The cowardice of Labour
1 t is too much to hope that by the time all our subscribers have received this week's magazine there will have been a change of government. Nevertheless, world events may have moved on substantially. The Royal Mail has admitted that it will take three weeks to clear the backlog of post created by last week's illegal strikes by postal workers. The cost to business has been immense. Bills. contracts and order forms still sit helplessly in the wire bins of the Royal Mail's Dickensian sorting offices as postal workers return grudgingly to work. As we go to press, many subscribers are only just waking up to last week's issue.
It is beyond our power to do much about late-arriving magazines. Until deregulation on 1 April 2007 the Royal Mail will continue to enjoy its effective monopoly of postal services. At present it remains illegal for any private company to set up a rival postal service unless it agrees to carry only items weighing more than 100 grammes, or to charge more than £1 for each item. It is fair to say that any company which broke the rules would find itself very rapidly in court and fined monstrous sums.
Not so the wildcat postal strikers who have found themselves able to break the law with impunity. Under reforms introduced in the 1980s, unions wanting to hold a strike must first hold a ballot. A ballot for a nationwide postal strike was held on 17 September and sensibly rejected by a majority of postal workers. Therefore, last week's remarkably well choreographed series of walkouts by staff from Portsmouth to Warrington was illegal.

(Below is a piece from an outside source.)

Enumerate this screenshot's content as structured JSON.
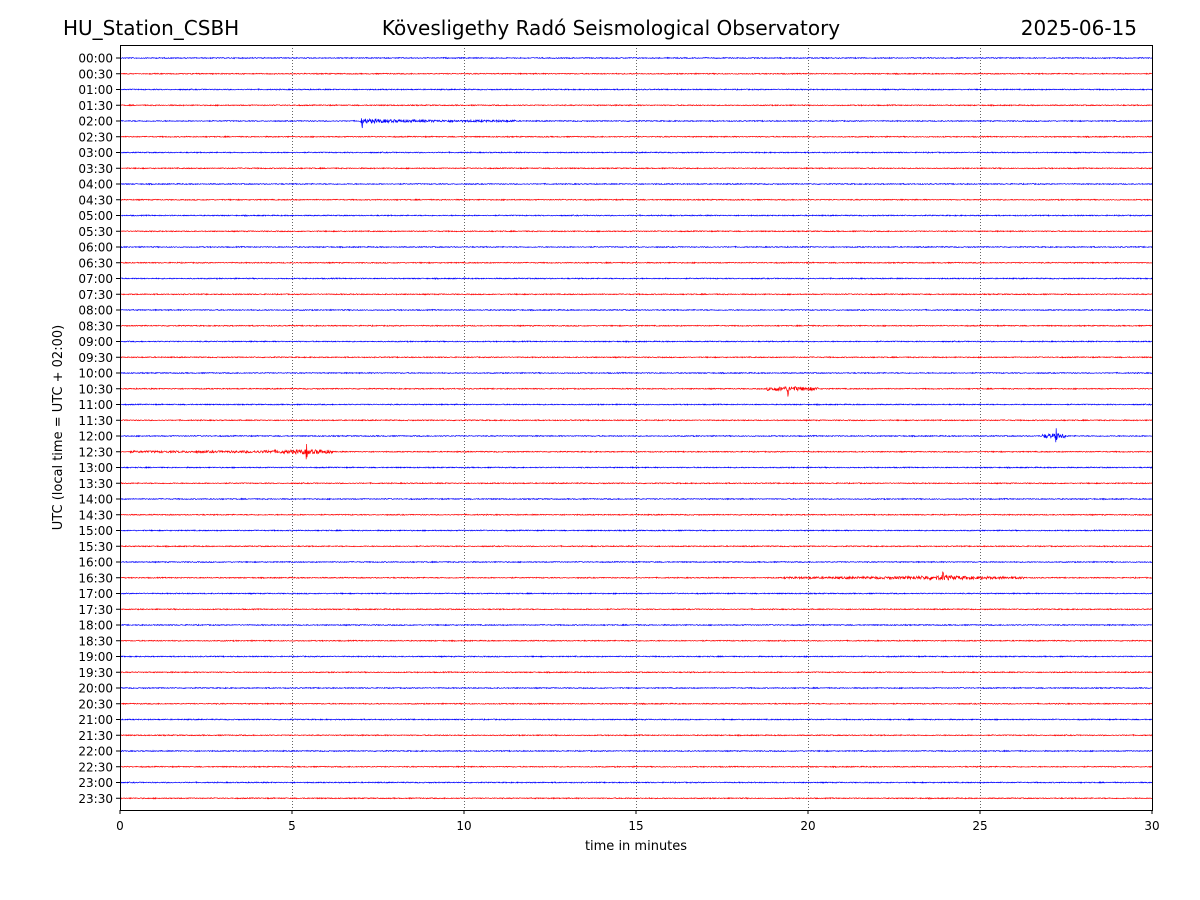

One might have expected in such circumstances that the Trade and Industry Secretary Patricia Hewitt would have had stern words for the strikers. Instead, she said: 'Both sides need to put all efforts into working with Acas to reach an agreement and stop this damaging action.' Her behaviour has been that of an ineffectual nursery-school teacher who, drawing together a little bully and the child he has bullied, can only think to say: 'Come on, you've got to be much nicer to each other.'
The government's feebleness has been rewarded with the inevitable: copycat dis putes on the part of other public-sector workers. Bolshie firemen have decided that they too will walk out without bothering to hold a ballot. As we go to press, fire engines from Wiltshire to Scotland are standing idle as firemen protest that they have not received the 7 per cent pay increase they say is due to them. They will get it — backdated to 7 November — when the Audit Commission sees evidence that firemen are actually following the modernised practices to which they agreed in return for their pay rise.
Unions have discovered that their members can quite easily sidestep the Conservatives' trade union reforms so long as their leaders are careful to say, 'Of course we do not condone wildcat action, although we understand why individuals should want to take it because workers are thoroughly fed up.' It isn't immediately obvious why they should be fed up. Public-sector wages are rising at 5 per cent a year, compared with just 2.7 per cent for private-sector workers. Not only that; public-sector workers are still being wooed with final-salary pensions no matter how much pain those schemes will inflict on the taxpayer in an age of lower investment returns, and are being showered with grants to help them buy homes. The postal workers have been treated particularly generously by being offered a 15 per cent rise when the Royal Mail is losing £750,000 a day.
We have been here before, of course: with a Labour government fire-hosing money on an ever more ungrateful public sector and failing miserably to confront militant strikers. The year was 1979. A repeat performance of the winter of discontent is thankfully no longer possible on the same scale because so many of the state monoliths which were paralysed on that occasion have been privatised and broken up. Whatever the faults of the rail system, for example, there has not been a repeat of the national rail strikes which afflicted the network right up until the eve of privatisation in 1995.
Nevertheless, substantial service industries do remain within the hands of the state. It is simply not acceptable for ministers to wash their hands of responsibility when those industries are taken on by bands of illegal strikers. The present government rarely misses an opportunity to interfere with the running of private business — contributing, perhaps, to the fact that company bankruptcies are running at as high a level as they were at the peak of the early 1990s recession. Yet when it comes to wildcat strikes in companies it owns, the government has nothing to say. The likes of Ms Hewitt should be leading from the front, ordering illegal strikers back to work or face the sack. Employment contracts are like any other: if they are broken, the offending party should have no complaint if they are terminated.